Ted Turner, perhaps looking to prove he can do it better than Texas oil tycoon T. Boone Pickens, is taking his piece of the renewable energy pie. And he is working with Atlanta-based Southern Company (NYSE:SO), which currently has 4.4 million customers and more than 42,000 megawatts of generating capacity, to make it happen.
"I've always been passionate about developing renewable energy, and I'm excited to join forces with Southern Company to explore our renewable energy potential," said Ted Turner, owner of Turner Renewable Energy and the largest individual land owner in North America. "Southern Company's experience in power project development, construction and operations, and customer relations help make this a strong alliance, and I look forward to working together."
The initial focus of their strategic alliance, which was announced on January 28th, will be on developing large scale solar photovoltaic projects in the American Southwest where solar resources are very available and efficient.

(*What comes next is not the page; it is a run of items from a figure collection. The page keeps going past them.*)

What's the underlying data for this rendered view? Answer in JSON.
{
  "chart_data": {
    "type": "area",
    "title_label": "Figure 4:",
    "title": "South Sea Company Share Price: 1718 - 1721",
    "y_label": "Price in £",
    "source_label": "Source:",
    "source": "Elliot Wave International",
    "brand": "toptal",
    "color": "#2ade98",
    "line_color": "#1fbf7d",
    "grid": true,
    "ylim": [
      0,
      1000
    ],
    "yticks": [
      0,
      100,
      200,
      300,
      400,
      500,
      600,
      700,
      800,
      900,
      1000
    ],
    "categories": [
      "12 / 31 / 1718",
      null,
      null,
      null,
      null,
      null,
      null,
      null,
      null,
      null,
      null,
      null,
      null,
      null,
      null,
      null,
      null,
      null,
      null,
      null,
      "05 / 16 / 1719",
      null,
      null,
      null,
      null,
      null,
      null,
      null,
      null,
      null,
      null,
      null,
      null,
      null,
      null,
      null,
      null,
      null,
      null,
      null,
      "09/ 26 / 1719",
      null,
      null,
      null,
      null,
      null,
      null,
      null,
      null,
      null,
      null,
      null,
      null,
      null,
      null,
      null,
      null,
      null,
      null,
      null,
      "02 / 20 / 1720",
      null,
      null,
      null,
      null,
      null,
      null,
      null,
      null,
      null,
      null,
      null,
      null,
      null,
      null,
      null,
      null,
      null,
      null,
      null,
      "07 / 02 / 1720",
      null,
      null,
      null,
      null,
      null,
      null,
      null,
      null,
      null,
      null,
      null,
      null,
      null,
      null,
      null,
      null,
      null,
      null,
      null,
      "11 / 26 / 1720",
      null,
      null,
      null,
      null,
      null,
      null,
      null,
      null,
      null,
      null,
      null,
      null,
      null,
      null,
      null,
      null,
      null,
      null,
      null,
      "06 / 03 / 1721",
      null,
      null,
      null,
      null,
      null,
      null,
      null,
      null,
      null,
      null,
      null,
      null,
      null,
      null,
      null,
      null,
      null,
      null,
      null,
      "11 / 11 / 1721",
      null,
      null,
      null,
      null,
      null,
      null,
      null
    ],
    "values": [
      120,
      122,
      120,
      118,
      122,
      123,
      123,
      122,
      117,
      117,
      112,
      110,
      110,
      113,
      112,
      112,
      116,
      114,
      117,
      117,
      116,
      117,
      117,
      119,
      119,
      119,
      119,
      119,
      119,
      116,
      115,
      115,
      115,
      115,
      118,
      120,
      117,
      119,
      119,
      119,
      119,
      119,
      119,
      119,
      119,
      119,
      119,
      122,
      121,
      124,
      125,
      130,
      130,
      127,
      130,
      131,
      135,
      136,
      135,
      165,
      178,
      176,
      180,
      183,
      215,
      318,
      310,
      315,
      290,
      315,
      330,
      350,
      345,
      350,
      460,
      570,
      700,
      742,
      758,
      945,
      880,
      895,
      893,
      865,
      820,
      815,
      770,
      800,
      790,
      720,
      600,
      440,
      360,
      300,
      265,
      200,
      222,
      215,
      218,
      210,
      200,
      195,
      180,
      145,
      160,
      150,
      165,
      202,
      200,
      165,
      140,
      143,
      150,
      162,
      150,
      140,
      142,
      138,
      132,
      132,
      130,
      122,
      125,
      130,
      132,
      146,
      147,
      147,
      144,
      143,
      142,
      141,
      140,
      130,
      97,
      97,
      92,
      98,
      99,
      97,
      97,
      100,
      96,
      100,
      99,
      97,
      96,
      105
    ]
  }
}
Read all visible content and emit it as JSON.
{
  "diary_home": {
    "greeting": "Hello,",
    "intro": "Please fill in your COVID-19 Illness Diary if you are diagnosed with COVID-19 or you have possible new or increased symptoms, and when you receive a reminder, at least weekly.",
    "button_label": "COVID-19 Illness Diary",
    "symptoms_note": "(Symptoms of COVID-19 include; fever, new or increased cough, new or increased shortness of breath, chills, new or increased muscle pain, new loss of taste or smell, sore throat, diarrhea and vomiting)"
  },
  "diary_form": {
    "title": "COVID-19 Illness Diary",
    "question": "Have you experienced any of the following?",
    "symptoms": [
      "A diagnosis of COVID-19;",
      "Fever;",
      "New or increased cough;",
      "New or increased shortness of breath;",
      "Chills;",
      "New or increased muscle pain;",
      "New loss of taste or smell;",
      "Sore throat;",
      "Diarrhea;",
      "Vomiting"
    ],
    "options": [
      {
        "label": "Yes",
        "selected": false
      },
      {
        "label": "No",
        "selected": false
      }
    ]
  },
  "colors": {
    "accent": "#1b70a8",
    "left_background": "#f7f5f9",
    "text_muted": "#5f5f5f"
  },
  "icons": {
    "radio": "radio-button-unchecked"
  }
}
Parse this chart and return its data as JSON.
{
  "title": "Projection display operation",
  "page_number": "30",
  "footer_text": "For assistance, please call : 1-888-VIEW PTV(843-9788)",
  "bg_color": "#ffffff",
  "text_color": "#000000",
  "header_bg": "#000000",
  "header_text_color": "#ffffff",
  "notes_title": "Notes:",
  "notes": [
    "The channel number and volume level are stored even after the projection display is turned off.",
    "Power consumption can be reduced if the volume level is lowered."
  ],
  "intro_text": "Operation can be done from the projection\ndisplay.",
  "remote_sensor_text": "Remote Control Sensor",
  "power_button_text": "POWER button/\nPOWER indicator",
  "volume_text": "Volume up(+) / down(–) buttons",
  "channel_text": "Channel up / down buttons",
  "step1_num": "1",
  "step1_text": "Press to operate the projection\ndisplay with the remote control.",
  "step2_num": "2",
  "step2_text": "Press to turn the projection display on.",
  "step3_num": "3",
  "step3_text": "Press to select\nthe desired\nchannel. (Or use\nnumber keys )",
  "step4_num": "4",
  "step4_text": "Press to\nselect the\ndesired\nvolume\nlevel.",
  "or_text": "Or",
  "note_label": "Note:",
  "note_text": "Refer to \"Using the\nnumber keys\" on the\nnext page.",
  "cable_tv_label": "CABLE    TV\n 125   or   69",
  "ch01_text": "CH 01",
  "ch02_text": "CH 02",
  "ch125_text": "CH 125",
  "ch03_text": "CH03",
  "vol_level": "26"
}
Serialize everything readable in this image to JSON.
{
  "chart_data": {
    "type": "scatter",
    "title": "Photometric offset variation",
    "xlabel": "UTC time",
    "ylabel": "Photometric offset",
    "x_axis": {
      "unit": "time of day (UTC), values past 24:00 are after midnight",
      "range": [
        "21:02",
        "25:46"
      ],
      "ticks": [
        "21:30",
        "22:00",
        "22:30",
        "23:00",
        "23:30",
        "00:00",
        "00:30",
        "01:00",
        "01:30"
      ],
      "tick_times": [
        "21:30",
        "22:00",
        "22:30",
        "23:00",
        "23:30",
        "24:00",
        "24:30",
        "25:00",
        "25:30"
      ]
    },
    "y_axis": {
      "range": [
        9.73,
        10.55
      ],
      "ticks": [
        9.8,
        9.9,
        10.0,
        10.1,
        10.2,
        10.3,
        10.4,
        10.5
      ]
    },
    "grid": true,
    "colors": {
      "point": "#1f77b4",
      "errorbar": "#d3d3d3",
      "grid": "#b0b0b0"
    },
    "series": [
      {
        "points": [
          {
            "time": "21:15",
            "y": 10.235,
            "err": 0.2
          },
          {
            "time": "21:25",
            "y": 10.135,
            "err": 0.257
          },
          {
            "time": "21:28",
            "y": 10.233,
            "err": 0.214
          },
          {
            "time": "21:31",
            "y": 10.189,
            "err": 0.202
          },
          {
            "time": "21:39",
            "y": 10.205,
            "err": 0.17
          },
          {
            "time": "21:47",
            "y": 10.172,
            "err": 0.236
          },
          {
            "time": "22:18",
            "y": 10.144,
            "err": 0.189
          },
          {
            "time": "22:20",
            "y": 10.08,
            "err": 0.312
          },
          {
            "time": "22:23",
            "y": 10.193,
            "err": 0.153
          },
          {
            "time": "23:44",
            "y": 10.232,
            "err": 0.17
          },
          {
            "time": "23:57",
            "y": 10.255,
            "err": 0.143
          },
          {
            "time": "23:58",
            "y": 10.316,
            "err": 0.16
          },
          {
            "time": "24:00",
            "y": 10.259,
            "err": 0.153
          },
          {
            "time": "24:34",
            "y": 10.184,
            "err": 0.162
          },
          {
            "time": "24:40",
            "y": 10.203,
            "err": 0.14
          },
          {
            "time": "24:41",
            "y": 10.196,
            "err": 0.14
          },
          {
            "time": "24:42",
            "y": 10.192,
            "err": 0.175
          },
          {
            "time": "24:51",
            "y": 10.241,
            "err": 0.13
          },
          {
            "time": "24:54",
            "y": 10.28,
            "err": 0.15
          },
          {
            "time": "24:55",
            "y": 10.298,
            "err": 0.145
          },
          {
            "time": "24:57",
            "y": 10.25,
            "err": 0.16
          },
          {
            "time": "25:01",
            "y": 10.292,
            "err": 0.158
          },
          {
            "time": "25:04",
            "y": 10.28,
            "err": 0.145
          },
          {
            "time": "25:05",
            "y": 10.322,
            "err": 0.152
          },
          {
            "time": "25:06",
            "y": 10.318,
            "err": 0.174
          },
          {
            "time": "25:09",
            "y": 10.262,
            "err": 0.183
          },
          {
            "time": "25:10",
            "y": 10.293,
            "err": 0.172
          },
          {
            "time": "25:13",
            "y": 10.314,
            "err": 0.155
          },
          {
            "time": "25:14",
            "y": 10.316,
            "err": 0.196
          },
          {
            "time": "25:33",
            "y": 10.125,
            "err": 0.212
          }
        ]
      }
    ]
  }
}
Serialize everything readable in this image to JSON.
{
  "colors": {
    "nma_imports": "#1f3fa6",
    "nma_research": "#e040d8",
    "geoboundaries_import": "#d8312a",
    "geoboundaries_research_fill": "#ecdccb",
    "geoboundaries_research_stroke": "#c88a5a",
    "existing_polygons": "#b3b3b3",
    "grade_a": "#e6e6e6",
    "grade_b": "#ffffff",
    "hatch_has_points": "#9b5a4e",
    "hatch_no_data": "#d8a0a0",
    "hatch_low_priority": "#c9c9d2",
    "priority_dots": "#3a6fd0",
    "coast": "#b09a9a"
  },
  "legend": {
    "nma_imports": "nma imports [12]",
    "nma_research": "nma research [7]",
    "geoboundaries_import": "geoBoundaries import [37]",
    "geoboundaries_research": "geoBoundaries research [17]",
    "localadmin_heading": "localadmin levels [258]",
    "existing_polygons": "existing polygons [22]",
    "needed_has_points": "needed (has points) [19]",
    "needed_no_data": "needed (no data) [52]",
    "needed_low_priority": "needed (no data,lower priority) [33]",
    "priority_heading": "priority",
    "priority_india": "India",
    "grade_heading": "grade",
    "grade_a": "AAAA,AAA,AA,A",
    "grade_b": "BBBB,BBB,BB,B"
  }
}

While the announcement was short on details, they have indicated that they will be exploring the feasibility of locating some of those projects on Turner's more than 2 million acres of land.
Down the road, they may also look at other renewable energy options and technologies.
"We have said for some time that renewable energy should play an increasing role in this country's energy mix and that Southern Company would seek opportunities to expand our renewable portfolio where it makes sense,” said Southern CEO David Ratcliffe.
Unlike T. Boone, Turner has been an active environmentalist and a serious philanthropist willing to put his money where his mouth is for some time. He has turned much of his land into conservation area, as well as used it to re-establish American bison and prairie dog populations.
In December of 2008, Turner told Grist, “I want to see humanity succeed, and learn to live in peace and harmony with the environment and each other.”
Turner, who started the cable news channel CNN is also a savvy businessman. So while Southern Company, with its holdings in nuclear energy, hydroelectric and promotion of carbon capture for coal plants may not be the darling of the environmental community, the company did have earnings of $1.65 billion in 2009.
While Turner may be coming at investing in energy primarily from an environmental perspective, Southern Company is certainly looking at it from a business perspective; they will invest where there is money to be made. That the two objectives intersect around renewable energy is the real story.